2.5.11 The business prices team told us it sees the impact of imputation as one the main threats to the quality of PPIs. The falling response rates reduce the robustness of imputed values as they are based on a smaller selection of data. The potential negative impact of inaccurate imputation is magnified by the increase in sample attrition (also discussed earlier), as products which must be imputed represent a greater proportion of their indices. With increased reliance on imputation on increasingly smaller subsets of price data, it is important to regularly review the imputation methods.
To ensure the best available methods are being used, by July 2024, ONS should review its imputation methods, including assessing whether they are still fit for purpose and not introducing bias.
Adjusting for the changing quality of products
2.5.12 The aim of PPIs is to measure the price change of products of fixed quality over time, but the quality of products may change over time. For example, as the speed of computer processors increases, buyers of processors will receive a higher quality product. When constructing PPIs, statistics producers must adjust their indices for quality changes in products to ensure that they measure only pure price changes. Not properly adjusting for quality changes may lead to biased indices which distort price changes.
2.5.13 The IMF PPI manual outlines two types of methods for quality adjusting:
- Explicit methods: these methods use external information to quantify the quality difference between the old and replacement product.

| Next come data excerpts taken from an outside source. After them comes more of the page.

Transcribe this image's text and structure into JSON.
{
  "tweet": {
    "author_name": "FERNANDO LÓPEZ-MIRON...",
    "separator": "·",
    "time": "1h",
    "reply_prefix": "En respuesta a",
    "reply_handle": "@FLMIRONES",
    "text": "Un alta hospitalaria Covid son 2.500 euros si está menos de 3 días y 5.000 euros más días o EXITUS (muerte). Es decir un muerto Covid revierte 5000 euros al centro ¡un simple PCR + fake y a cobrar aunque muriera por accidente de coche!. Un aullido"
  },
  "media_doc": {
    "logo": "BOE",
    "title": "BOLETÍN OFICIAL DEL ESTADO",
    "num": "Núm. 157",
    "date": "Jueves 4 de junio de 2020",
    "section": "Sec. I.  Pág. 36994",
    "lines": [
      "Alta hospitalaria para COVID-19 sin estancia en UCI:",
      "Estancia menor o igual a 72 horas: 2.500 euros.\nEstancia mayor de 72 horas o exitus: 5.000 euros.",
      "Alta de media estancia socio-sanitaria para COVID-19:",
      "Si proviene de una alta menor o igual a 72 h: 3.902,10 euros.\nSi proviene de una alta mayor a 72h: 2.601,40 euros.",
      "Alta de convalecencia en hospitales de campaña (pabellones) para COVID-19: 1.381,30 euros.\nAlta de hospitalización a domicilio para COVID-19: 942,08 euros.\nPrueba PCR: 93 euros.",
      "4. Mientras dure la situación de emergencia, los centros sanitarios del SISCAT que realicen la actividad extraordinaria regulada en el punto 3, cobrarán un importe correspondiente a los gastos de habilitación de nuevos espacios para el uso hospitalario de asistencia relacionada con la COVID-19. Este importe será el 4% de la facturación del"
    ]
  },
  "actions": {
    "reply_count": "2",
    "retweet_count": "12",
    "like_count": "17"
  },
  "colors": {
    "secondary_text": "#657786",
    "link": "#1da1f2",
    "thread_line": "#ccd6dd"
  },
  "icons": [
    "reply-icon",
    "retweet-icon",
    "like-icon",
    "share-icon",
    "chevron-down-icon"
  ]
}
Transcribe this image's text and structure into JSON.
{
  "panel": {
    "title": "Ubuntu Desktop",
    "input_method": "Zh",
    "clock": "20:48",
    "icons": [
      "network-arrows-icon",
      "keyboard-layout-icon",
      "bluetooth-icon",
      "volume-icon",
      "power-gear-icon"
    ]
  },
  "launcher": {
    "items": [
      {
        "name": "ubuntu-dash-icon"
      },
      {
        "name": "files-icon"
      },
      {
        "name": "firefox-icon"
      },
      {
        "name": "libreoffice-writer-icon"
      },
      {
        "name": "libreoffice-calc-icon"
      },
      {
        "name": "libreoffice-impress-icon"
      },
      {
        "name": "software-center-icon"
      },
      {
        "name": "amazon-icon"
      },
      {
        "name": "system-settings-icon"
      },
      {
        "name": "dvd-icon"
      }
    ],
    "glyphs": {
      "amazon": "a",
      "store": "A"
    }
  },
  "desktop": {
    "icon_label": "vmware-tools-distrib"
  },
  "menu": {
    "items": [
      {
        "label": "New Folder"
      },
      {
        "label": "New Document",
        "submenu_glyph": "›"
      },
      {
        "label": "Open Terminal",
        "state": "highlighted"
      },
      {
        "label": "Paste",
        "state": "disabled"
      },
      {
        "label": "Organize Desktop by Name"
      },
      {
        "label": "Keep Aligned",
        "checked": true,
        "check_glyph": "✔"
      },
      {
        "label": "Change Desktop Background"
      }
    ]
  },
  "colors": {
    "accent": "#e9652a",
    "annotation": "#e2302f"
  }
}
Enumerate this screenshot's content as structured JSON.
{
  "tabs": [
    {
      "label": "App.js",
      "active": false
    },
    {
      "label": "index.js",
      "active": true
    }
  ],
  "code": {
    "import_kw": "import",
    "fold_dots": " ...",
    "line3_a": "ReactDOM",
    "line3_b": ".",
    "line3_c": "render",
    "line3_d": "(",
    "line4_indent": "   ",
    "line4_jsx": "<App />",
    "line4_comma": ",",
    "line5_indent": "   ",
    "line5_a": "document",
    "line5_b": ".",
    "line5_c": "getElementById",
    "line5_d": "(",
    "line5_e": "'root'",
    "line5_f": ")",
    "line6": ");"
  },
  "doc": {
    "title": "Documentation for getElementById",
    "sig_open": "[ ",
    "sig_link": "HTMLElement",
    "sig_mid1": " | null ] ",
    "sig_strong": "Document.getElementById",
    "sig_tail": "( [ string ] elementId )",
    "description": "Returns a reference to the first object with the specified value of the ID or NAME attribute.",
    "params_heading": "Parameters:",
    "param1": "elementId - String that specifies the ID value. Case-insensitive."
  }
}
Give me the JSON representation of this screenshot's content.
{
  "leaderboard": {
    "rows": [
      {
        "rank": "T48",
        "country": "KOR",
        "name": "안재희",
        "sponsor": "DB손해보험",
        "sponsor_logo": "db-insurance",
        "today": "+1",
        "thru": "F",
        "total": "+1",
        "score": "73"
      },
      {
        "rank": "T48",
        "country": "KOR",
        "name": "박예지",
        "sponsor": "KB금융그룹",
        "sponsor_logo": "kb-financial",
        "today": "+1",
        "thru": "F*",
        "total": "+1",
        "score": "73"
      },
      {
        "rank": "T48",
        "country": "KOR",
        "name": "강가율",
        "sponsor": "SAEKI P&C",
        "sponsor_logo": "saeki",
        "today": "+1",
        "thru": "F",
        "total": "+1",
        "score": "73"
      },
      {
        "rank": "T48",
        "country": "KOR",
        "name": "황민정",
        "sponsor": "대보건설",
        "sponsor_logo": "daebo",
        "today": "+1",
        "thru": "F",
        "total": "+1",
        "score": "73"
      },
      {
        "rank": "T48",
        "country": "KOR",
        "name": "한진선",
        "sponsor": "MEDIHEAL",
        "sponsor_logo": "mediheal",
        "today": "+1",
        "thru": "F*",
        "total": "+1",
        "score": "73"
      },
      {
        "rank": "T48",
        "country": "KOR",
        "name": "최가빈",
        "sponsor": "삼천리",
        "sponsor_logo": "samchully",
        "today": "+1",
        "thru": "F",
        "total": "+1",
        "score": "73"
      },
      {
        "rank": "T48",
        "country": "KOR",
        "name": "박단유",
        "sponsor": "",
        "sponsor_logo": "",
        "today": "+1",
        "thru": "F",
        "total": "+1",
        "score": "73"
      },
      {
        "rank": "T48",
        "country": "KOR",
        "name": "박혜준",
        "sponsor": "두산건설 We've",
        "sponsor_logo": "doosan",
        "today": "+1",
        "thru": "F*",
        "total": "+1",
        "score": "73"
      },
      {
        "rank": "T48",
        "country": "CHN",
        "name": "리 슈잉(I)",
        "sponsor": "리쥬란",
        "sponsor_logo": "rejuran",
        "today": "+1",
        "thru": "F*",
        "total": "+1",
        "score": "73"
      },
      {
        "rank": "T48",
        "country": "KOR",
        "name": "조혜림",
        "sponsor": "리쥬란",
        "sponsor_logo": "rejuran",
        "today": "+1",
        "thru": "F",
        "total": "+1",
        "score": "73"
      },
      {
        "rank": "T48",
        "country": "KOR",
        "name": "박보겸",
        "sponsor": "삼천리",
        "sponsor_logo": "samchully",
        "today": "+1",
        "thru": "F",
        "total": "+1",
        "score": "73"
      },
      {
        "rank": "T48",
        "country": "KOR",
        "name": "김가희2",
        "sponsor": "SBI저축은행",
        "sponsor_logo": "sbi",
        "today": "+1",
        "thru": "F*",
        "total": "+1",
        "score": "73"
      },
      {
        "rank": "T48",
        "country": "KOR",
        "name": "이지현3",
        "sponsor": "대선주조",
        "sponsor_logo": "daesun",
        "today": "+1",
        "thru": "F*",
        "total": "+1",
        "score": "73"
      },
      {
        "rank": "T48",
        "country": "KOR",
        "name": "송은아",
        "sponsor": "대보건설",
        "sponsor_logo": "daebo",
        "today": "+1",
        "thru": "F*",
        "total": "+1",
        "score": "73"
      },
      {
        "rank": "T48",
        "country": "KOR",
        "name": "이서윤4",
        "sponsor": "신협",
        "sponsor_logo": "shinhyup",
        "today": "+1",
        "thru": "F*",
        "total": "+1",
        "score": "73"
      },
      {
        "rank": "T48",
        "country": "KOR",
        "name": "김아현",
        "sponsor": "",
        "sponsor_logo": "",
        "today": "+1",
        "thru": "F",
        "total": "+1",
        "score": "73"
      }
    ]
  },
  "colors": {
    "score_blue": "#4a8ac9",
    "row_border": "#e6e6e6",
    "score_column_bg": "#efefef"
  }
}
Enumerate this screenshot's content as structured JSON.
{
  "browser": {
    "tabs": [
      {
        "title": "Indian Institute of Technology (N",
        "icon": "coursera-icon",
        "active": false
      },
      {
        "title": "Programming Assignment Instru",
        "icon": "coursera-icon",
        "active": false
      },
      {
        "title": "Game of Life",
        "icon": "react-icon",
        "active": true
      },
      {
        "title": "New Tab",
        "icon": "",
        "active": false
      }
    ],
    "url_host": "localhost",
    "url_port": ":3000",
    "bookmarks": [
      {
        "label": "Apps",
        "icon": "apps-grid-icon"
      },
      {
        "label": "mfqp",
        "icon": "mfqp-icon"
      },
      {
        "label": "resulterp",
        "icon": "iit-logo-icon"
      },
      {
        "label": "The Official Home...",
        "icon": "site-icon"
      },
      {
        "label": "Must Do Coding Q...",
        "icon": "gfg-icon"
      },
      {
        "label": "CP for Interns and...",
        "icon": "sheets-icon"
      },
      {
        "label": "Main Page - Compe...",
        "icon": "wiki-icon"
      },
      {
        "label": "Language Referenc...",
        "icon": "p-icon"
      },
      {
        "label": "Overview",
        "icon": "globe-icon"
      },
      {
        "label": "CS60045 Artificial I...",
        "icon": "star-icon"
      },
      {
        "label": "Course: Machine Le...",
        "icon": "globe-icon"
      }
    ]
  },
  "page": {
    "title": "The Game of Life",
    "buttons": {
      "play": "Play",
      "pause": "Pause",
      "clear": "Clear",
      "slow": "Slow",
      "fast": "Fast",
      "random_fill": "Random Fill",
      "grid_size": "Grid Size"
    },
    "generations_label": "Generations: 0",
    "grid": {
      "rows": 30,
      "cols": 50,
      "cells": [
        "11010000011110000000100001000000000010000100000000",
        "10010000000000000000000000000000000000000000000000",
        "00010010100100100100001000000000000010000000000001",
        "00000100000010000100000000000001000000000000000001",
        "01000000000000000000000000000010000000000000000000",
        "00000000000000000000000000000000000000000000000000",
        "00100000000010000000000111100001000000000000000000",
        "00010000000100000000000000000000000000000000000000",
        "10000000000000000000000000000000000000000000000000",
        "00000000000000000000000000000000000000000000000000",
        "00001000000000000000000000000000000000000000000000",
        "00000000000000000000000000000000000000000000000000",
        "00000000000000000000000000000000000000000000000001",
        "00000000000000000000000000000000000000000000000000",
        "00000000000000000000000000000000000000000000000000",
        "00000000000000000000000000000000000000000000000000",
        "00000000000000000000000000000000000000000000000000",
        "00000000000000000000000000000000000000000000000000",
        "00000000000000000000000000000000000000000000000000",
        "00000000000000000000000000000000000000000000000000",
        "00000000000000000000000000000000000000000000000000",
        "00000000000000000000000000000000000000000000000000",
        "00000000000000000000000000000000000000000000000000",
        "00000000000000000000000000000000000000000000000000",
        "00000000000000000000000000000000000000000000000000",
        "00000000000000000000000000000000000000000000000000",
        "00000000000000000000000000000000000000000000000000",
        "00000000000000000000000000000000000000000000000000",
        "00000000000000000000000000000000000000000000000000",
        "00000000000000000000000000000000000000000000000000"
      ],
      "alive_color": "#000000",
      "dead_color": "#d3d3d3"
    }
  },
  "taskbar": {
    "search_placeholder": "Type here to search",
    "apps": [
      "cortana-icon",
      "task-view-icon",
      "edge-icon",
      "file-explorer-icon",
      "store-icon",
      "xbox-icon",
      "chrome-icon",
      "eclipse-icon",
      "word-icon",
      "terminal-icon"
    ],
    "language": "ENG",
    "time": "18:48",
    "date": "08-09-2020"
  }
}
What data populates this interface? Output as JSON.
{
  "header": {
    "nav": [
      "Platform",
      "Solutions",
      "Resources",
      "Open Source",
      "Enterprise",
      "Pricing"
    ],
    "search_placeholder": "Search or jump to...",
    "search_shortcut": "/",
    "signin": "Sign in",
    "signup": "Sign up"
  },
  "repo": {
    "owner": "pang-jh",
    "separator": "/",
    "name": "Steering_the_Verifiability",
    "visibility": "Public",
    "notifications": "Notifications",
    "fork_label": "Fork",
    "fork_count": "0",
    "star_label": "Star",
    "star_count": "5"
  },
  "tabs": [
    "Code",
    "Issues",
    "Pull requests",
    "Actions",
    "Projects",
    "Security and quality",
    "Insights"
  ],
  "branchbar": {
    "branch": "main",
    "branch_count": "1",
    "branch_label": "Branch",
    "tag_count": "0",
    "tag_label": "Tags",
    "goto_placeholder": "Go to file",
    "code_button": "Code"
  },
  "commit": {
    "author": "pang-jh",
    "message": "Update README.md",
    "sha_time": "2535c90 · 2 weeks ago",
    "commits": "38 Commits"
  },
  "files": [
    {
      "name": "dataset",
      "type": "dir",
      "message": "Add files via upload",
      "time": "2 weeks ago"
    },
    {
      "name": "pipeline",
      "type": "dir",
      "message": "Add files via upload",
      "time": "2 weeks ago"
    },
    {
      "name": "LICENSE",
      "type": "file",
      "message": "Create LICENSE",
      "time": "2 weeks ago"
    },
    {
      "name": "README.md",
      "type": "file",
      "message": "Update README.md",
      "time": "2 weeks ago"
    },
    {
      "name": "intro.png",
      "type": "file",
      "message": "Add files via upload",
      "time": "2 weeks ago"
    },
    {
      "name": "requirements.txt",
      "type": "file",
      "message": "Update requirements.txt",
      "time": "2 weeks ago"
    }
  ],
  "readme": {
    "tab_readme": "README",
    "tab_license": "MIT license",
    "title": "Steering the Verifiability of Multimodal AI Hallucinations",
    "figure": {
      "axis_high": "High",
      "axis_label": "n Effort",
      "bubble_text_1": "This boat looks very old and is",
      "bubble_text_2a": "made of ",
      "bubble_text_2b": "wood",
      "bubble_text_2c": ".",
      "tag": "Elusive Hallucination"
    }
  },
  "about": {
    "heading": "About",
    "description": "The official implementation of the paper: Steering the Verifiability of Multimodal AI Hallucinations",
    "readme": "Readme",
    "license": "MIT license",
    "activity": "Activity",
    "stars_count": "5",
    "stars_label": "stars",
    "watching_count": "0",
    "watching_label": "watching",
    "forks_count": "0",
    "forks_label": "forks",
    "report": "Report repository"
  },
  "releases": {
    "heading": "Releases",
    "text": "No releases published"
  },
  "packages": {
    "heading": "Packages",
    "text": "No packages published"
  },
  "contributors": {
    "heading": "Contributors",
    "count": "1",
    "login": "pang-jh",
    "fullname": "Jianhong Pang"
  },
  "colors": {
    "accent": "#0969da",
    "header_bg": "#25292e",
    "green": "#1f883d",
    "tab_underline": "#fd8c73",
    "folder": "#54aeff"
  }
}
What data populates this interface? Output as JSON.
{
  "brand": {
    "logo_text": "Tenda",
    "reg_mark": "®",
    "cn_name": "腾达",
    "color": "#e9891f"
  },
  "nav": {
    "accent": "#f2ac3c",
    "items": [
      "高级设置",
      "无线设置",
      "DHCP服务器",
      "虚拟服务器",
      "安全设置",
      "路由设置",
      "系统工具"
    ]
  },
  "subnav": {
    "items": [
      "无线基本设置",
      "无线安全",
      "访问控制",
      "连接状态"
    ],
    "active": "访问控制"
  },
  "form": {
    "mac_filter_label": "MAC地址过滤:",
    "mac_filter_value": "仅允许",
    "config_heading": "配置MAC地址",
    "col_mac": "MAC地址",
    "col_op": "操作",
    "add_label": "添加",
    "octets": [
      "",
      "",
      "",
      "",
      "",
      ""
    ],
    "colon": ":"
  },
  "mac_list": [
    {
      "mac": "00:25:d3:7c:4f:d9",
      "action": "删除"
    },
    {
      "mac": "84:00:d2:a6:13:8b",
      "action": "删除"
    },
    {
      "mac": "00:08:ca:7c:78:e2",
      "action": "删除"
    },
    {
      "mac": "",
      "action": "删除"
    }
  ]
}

The methods estimate the extent of the quality and pure price changes with less reliance on assumptions.
- Implicit methods: a measurement technique is used to compare the old product with its replacement, so that the extent of the quality and pure price change is determined by the assumptions of the method chosen.
2.5.14 Explicit methods are generally viewed as more reliable but are more resource intensive to implement. The 2016 Independent Review of UK Economic Statistics identified that between 3-9% of the UK’s PPIs were explicitly quality adjusted to some extent. ONS has since stopped explicitly quality adjusting the PPIs as it was too resource intensive and required too much manual intervention. The business prices team told us it now only uses an implicit method of quality adjustment known as chaining, which assumes that the price difference between the previous and replacement product in the same period, are solely due to quality differences. ONS could be more transparent about the methods it is using to account for changes in the quality of products and the effect on the estimates of applying the method.
2.5.15 Some explicit quality adjustment is carried out by ONS’s deflator team (the team responsible for researching, developing and improving the deflators used), to prepare the indices for use as a deflator in National Accounts. The computer hardware and peripheral equipment PPI is explicitly quality adjusted as it is inadequate for deflation in its non-adjusted state. While it is good that ONS is explicitly quality adjusting this index, it may be more efficient if it was quality adjusted by the business prices It would also improve coherence by ensuring that all users of the PPI data have access to the same quality data.
2.6 User engagement
2.6 ONS engages proactively with users about quality and methods
2.6.1 The business prices team’s main forum for engaging with users about quality and methods is ONS’s cross-government business prices group, which includes key stakeholders from HM Treasury, the Bank of England, the Department for Business and Trade, and other bodies. There is also a cross-government inflation analyst group, which includes a broader range of government users and meets quarterly to discuss price statistics.
2.6.2 The business prices team has a close working relationship with primary users within ONS. For instance, it has fortnightly meetings with the ONS deflator team to discuss any issues arising from the use of PPIs across ONS economic statistics teams, including the trade statistics team. In addition, the business prices team has joint steering group meetings with National Accounts teams several times a year to discuss their PPI requirements.
2.6.3 ONS consulted users extensively about the recent methods changes. The business prices team ran two user consultations (in 2017 and 2019) to gather users’ views on the proposed changes and how they would affect their use of the statistics.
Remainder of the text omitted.